D’autant plus que les collapsologues n’ont pas vraiment l’impression que les pouvoirs publics aient pris la mesure de la situation. "Il est possible que certains dirigeants puissent avoir, en tant que livre de chevet, plus ou moins feuilleté un livre comme celui de Diamond", reprend Yves Cochet. "Mais dans les politiques publiques réelles ou les décisions budgétaires annuelles, on n’en voit pas la moindre trace, hélas". "Certains commencent à se préoccuper de ça", nuance Dominique Py. "Il y a une association qui s’appelle SOS Maires, où ils réfléchissent à la manière dont ils vont pouvoir préparer leur commune à de la résilience et de l’adaptation vis-à-vis des bouleversements qui vont se produire".

"Peut-être que la Syrie ne va jamais se relever et est déjà dans l’effondrement"

"Les dirigeants savent très bien ce qu’il se passe. Mais on veut faire des compromis avec la nature, et pas faire de compromis sur notre niveau de vie, alors que c’est la seule chose à faire", assure Alexia Soyeux. Il y un an, cette ancienne responsable marketing dans la gastronomie a lancé Présages, une série de podcasts où elle explore l’univers des "risques d’effondrement de nos sociétés industrielles" à travers des entretiens avec des spécialistes du sujet.

Selon elle, "beaucoup de gens ont envie de faire comme si de rien n’était. La morale écocitoyenne permet de se dédouaner une fois qu’on a bien fait son tri sélectif et qu’on achète bio. Mais les vrais sujets qui font basculer les choses, c’est réduire considérablement ses transports en avion ou ne plus manger de viande. Des choses qu’on n'a justement pas envie de faire".

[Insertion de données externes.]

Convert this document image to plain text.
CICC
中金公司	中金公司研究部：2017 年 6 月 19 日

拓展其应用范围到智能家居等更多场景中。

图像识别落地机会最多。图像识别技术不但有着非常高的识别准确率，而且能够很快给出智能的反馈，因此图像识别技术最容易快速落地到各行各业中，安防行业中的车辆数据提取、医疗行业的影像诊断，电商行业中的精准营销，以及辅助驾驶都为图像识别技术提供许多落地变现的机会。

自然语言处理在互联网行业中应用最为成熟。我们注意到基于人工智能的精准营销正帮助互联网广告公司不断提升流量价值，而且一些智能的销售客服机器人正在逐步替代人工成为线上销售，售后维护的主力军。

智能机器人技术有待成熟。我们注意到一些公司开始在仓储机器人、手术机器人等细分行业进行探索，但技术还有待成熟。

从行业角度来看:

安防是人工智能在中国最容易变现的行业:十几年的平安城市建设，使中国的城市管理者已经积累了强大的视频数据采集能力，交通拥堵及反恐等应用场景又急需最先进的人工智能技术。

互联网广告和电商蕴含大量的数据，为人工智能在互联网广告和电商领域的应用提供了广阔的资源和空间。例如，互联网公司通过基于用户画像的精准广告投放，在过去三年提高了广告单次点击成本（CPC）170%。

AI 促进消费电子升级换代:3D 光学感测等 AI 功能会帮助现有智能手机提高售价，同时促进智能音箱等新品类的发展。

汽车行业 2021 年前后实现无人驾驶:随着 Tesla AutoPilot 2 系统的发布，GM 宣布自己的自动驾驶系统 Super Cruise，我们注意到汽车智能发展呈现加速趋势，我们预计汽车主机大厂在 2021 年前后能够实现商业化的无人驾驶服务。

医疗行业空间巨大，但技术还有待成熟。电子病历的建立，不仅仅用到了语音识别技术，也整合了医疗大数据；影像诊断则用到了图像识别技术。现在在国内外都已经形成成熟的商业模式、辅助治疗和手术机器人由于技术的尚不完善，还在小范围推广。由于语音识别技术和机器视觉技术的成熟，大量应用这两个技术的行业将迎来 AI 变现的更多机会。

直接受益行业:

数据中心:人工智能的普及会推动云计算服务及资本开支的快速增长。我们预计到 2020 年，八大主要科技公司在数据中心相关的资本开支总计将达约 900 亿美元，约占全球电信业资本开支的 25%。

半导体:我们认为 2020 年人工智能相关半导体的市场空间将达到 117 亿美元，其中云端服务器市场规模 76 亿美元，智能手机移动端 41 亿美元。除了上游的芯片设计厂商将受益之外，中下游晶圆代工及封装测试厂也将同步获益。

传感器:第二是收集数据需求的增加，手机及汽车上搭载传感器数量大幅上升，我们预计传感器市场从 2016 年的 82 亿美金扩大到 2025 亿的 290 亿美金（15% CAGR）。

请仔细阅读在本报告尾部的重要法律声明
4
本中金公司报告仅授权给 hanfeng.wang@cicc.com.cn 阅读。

L’idée est donc aussi de tenter de réveiller les consciences, "parce que le grand public n’est pas assez informé", mais aussi pour "parler de l’effondrement de notre monde au présent, parce qu’on voit bien que c’est maintenant que les choses sont en train de basculer, alors qu’on parle toujours de 2100", reprend Alexia Soyeux.

Mais un "collapsologue" sérieux ne vous donnera jamais de date précise ni de cause principale à un cataclysme. "Ce qu’on peut dire, c’est que la situation va se dégrader, mais de manière inégale, et pas à la même vitesse partout", explique Dominique Py. "Peut-être que la Syrie ne va jamais se relever et est déjà dans l’effondrement. Peut-être que c’est ce qui se passe au Venezuela, qui est dans une situation de crise économique liée au fait qu’il a passé son pic pétrolier. Peut-être qu’en Europe, ce sera tous les ans un peu plus de chômage, un peu plus de misère. Un effondrement, ce n’est pas une date, c’est un processus".